With summer approaching, many sun-loving Angelenos will flock to the beach or frolic in the park. But once the heat gets to be too much, art museums and galleries prove to be a viable alternative to escape the rising temperature and also stay entertained — sometimes for free.
Over the new few months of summer vacation, consider ducking into your nearest art locale for some seriously interesting shows and as an alternative way to take a break from all that tanning.
For starters, how about a museum show that’s anything but just a museum show? You know, the kind that makes you ask those deep, dark questions in life? Even if it doesn’t get that introspective, your experience with the Los Angeles County Museum of Art’s James Turrell: A Retrospective will still likely top your list of best museum shows. The exhibition recognizes Turrell, a native Angeleno known mostly for his work with light.
Expect drawings and even some pieces with holograms — all topped off by Light Reignfall, which requires one person at a time to lay down on a sliding surface that eases them into a spherical enclosure. For 15 minutes, light surrounds the viewer, creating a unique visual experience.
If that sounds awesome beyond your wildest dreams, make sure to reserve tickets online early. The retrospective opens May 26 and runs until April 6, 2014. LACMA is located on 5905 Wilshire Blvd.
For its exhibition on photographer Roger Ballen and his work with oddball hip-hop group Die Antwoord (their freaky good “I FINK U FREEKY” video, as a matter of fact), Mouche Gallery transformed its entire space and served tequila and champagne in a room filled with Ballen’s work — including black rats, pigeons and doves to set the tone.
Judging by that dedication to a theme, the gallery’s next show will also prove memorable; this time, the locale will focus on photographer Terry O’Neill, known for taking snapshots of anyone famous ranging from Winston Churchill to Audrey Hepburn. Not to mention, every James Bond.
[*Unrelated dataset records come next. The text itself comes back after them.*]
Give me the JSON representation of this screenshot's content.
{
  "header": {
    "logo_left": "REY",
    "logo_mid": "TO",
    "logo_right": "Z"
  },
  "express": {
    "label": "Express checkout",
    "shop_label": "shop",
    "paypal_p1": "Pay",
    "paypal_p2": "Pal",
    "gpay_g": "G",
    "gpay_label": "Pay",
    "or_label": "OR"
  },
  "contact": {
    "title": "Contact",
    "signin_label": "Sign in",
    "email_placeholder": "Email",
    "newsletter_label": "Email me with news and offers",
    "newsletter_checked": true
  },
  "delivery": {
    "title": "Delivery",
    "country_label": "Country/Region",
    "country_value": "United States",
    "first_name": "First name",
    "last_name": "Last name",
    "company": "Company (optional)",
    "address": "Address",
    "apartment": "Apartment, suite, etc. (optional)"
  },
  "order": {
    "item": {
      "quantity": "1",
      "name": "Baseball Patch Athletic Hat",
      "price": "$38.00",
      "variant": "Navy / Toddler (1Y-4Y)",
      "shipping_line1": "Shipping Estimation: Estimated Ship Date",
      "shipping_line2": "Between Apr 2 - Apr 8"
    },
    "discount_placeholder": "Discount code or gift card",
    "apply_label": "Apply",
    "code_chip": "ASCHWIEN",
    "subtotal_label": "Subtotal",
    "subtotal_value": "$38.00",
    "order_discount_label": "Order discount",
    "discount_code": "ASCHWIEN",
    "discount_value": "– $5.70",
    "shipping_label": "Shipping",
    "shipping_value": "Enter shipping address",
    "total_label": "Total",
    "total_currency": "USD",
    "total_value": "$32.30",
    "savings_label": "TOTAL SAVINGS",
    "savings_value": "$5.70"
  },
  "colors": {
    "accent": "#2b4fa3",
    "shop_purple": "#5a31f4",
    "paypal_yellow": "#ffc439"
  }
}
The public reception takes place June 20 and is worth the visit, as the gallery also resides dangerously close to Rodeo Drive (shopaholics, unite). The show runs until July 5, so there’s plenty of time to check out fantastic work made up of plenty of familiar faces. Mouche Gallery is located on 340 N. Beverly Drive.
John Park and Skount — C.A.V.E. Gallery
If you yearn for something different, maybe something a little trippy, Los Angeles provides plenty such shows no matter the season. Explore the exciting styles of artists John Park and Skount, both of whom know how to craft large-scale visually stunning pieces with distinct looks.
Park’s people, animals and places burst with color and sometimes feel as if they’re ripped out of the pages of a strange children’s book. Expect dreamy cityscapes, girls with extra eyes and a feeling that you’ve been to this made-up land in the past, somehow.
Skount gets equally whimsical with detailed works that transform even the dullest of concrete walls into a dynamic setting for a fairy tale-esque vignette. The artist excels at creating movement on a surface with his unique, oddly dressed characters. Head to the opening reception of their show in the trendy Abbot Kinney area at C.A.V.E. Gallery on June 29, where you can sip free drinks in an outdoor area while discussing the true meaning of art. C.A.V.E. Gallery is located on 1108 Abbot Kinney Blvd., in Venice, Calif.
Though Los Angeles has plenty of impressive architectural sights, it’s worth a visit to A+D to check out Never Built: Los Angeles, a reflection on buildings that were — you guessed it — never built in Los Angeles. Geek out on architecture drawings — actual hand drawings, not software concoctions — blueprints and models of buildings that might’ve been part of the city today but, for one reason or another, just did not make the cut. It’s the type of show that asks what we can do differently today for those budding architects with plenty of innovative ideas.
The show’s reception is on Saturday, July 27, but it requires tickets (that are soon to go on sale at an unannounced date), so you can always swing by from July 28 to September 29. A + D Architecture and Design Museum is located on 6032 Wilshire Blvd.
Keep an eye out for the openings, as they sprout up sporadically when a gallery gets a good idea or when an artist creates something new. Like L.A.’s gallery Facebook pages to stay updated with new shows and pick up advertising postcards at the galleries you visit.
And a tip to the wise: If you find openings near each other in the Downtown or Culver City areas, you can save stress on finding parking, indulge in plenty of free beer or wine and discover tons of great new artists in one swoop.